L’Encyclopédie/1re édition/MASSALIEN

MASSALIEN, s. m. (Théolog.) nom d’anciens sectaires qui ont été ainsi appellés d’un mot hébreu qui signifie priere, parce qu’ils croyoient qu’il falloit toûjours être en priere.

Les Grecs les nomment Euchites, Ευχιται, qui signifie la même chose en leur langué. Voyez Euchite.

Saint Epiphane distingue deux sortes de Masaliens, savoir, les anciens & les nouveaux.

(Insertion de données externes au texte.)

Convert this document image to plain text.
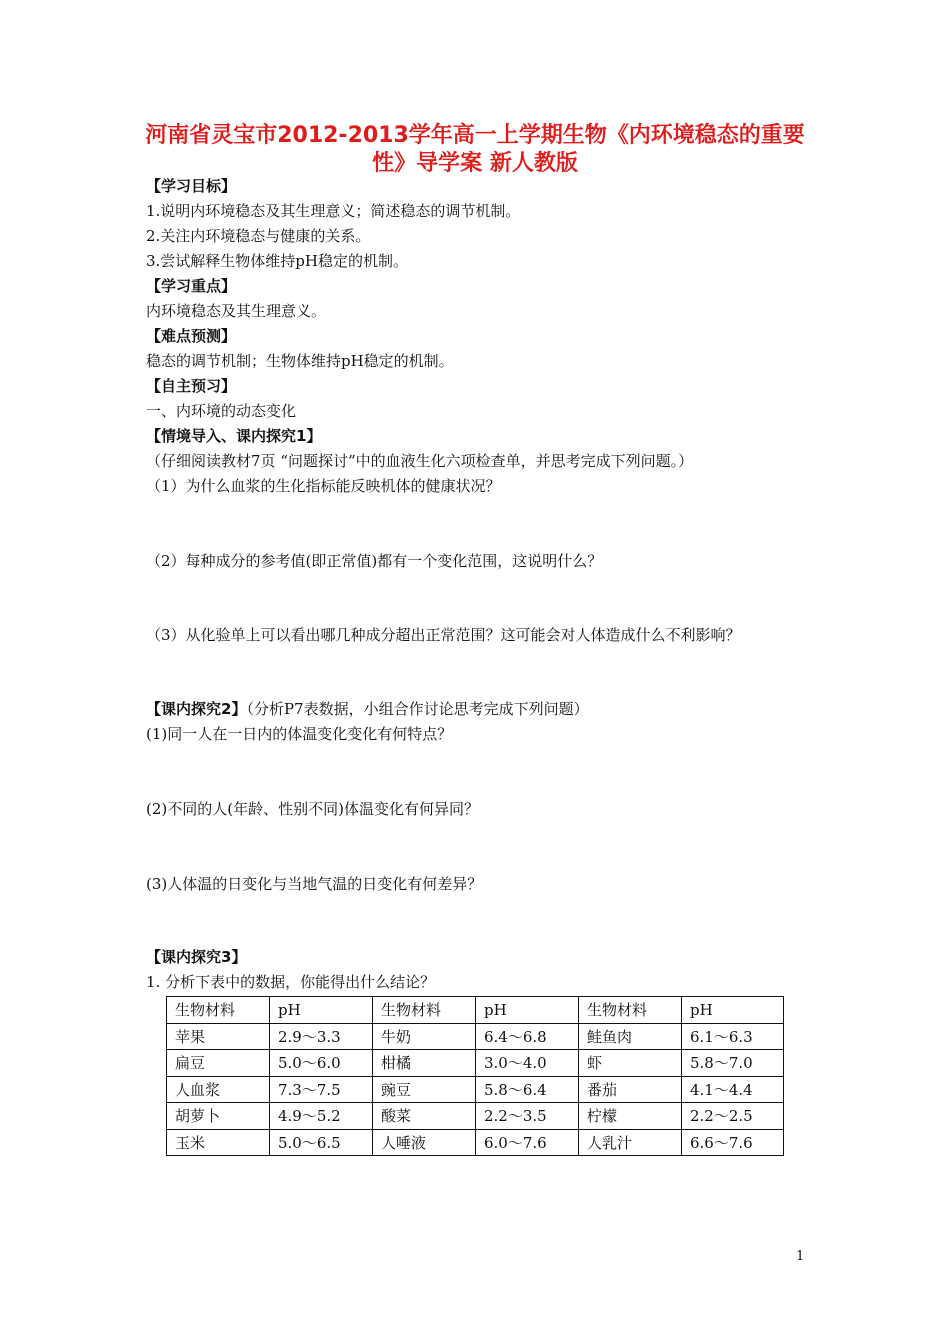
河南省灵宝市2012-2013学年高一上学期生物《内环境稳态的重要
性》导学案 新人教版
【学习目标】
1.说明内环境稳态及其生理意义；简述稳态的调节机制。
2.关注内环境稳态与健康的关系。
3.尝试解释生物体维持pH稳定的机制。
【学习重点】
内环境稳态及其生理意义。
【难点预测】
稳态的调节机制；生物体维持pH稳定的机制。
【自主预习】
一、内环境的动态变化
【情境导入、课内探究1】
（仔细阅读教材7页 “问题探讨”中的血液生化六项检查单，并思考完成下列问题。）
（1）为什么血浆的生化指标能反映机体的健康状况？
（2）每种成分的参考值(即正常值)都有一个变化范围，这说明什么？
（3）从化验单上可以看出哪几种成分超出正常范围？这可能会对人体造成什么不利影响？
【课内探究2】（分析P7表数据，小组合作讨论思考完成下列问题）
(1)同一人在一日内的体温变化变化有何特点？
(2)不同的人(年龄、性别不同)体温变化有何异同？
(3)人体温的日变化与当地气温的日变化有何差异？
【课内探究3】
1. 分析下表中的数据，你能得出什么结论？
生物材料	pH	生物材料	pH	生物材料	pH
苹果	2.9～3.3	牛奶	6.4～6.8	鲑鱼肉	6.1～6.3
扁豆	5.0～6.0	柑橘	3.0～4.0	虾	5.8～7.0
人血浆	7.3～7.5	豌豆	5.8～6.4	番茄	4.1～4.4
胡萝卜	4.9～5.2	酸菜	2.2～3.5	柠檬	2.2～2.5
玉米	5.0～6.5	人唾液	6.0～7.6	人乳汁	6.6～7.6
1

Les premiers ne sont, selon lui, ni juifs, ni chrétiens, ni samaritains ; mais des gentils qui reconnoissant plusieurs dieux n’adorent cependant aucun d’eux : ils n’adorent qu’un seul Dieu qu’ils appellent le Tout-Puissant. Ces anciens Massaliens, dit le même saint Epiphane, qui sont sortis des Gentils, ont fait bâtir en quelques lieux des oratoires semblables à nos églises. Ils s’y assemblent pour prier & pour chanter des hymnes en l’honneur de Dieu. Ces églises sont éclairées de flambeaux & de lampes. Cette description que saint Epiphane a faite des anciens Massaliens approche si fort de la vie des Esséniens, que Scaliger a prétendu qu’on ne devoit point les distinguer de ceux-ci. Voyez Esséniens.

A l’égard des autres Massaliens qui étoient chrétiens de profession, ils ne faisoient que de naître au tems de saint Epiphane. Ils prétendoient que la priere seule suffisoit pour être sauvé. Plusieurs moines qui aimoient à vivre dans l’oisiveté & qui ne vouloient point travailler, se jetterent dans le parti des Massaliens. Dictionnaire de Trévoux.

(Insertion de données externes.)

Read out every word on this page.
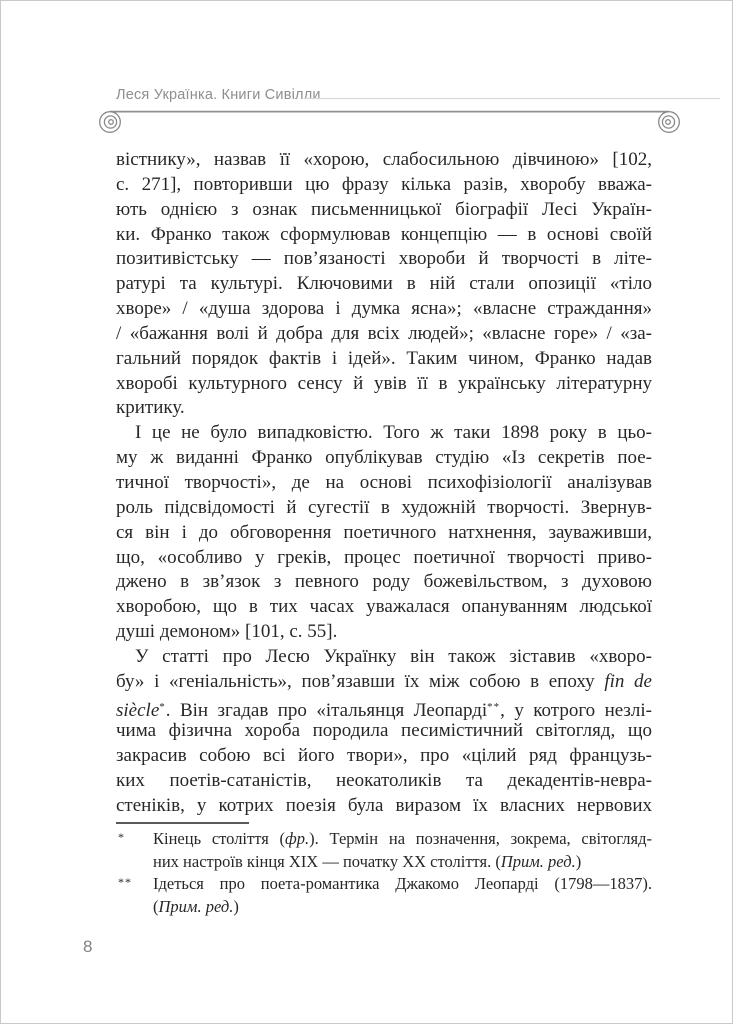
Леся Українка. Книги Сивілли
вістнику», назвав її «хорою, слабосильною дівчиною» [102,
с. 271], повторивши цю фразу кілька разів, хворобу вважа-
ють однією з ознак письменницької біографії Лесі Україн-
ки. Франко також сформулював концепцію — в основі своїй
позитивістську — пов’язаності хвороби й творчості в літе-
ратурі та культурі. Ключовими в ній стали опозиції «тіло
хворе» / «душа здорова і думка ясна»; «власне страждання»
/ «бажання волі й добра для всіх людей»; «власне горе» / «за-
гальний порядок фактів і ідей». Таким чином, Франко надав
хворобі культурного сенсу й увів її в українську літературну
критику.
І це не було випадковістю. Того ж таки 1898 року в цьо-
му ж виданні Франко опублікував студію «Із секретів пое-
тичної творчості», де на основі психофізіології аналізував
роль підсвідомості й сугестії в художній творчості. Звернув-
ся він і до обговорення поетичного натхнення, зауваживши,
що, «особливо у греків, процес поетичної творчості приво-
джено в зв’язок з певного роду божевільством, з духовою
хворобою, що в тих часах уважалася опануванням людської
душі демоном» [101, с. 55].
У статті про Лесю Українку він також зіставив «хворо-
бу» і «геніальність», пов’язавши їх між собою в епоху fin de
siècle*. Він згадав про «італьянця Леопарді**, у котрого незлі-
чима фізична хороба породила песимістичний світогляд, що
закрасив собою всі його твори», про «цілий ряд французь-
ких поетів-сатаністів, неокатоликів та декадентів-невра-
стеніків, у котрих поезія була виразом їх власних нервових
* Кінець століття (фр.). Термін на позначення, зокрема, світогляд-
них настроїв кінця XIX — початку XX століття. (Прим. ред.)
** Ідеться про поета-романтика Джакомо Леопарді (1798—1837).
(Прим. ред.)
8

A cette oisiveté déja si condamnable ils ajoutoient plusieurs erreurs très-pernicieuses : savoir, que le jeûne & les sacremens n’étoient d’aucune efficace ; que la priere seule leur donnoit la force de surmonter les tentations, qu’elle chassoit le démon & effaçoit les péchés que le baptême n’avoit fait que couper, pour ainsi dire, sans les extirper. Ils ajoutoient que chaque homme avoit deux ames, l’une céleste, & un démon que la priere chassoit ; qu’ils voyoient la Trinité de leurs yeux corporels ; qu’ils parvenoient à la ressemblance avec Dieu & à l’impeccabilité. Ils s’attribuoient le don de prophétie & des inspirations particulieres du Saint-Esprit, dont ils se persuadoient de ressentir la présence dans leurs ordinations (car ils avoient des évêques & des prêtres) ; alors ils se mettoient à danser disant qu’ils dansoient sur le diable, ce qui leur fit donner le nom d’enthousiastes ou de possédés. Ils eurent aussi celui de saccophores parce qu’ils se revêtoient d’un sac, mais non pas tous ; car on leur reproche aussi d’avoir porté des robes magnifiques, & donné dans une mollesse à peine supportable dans des femmes. Les empereurs firent des lois contre eux ; leurs conversions simulées & leurs fréquentes rechutes engagerent les évêques, assemblés dans un concile en 427, à défendre qu’on les reçût dans l’Eglise de l’indulgence de laquelle ils avoient tant de fois abusé. Saint August. de heres. c. lvij. Theodoret, hæretic. fabul. liv. IV. Baronius, ad ann. Christ. 361, num. 34. 35. &c.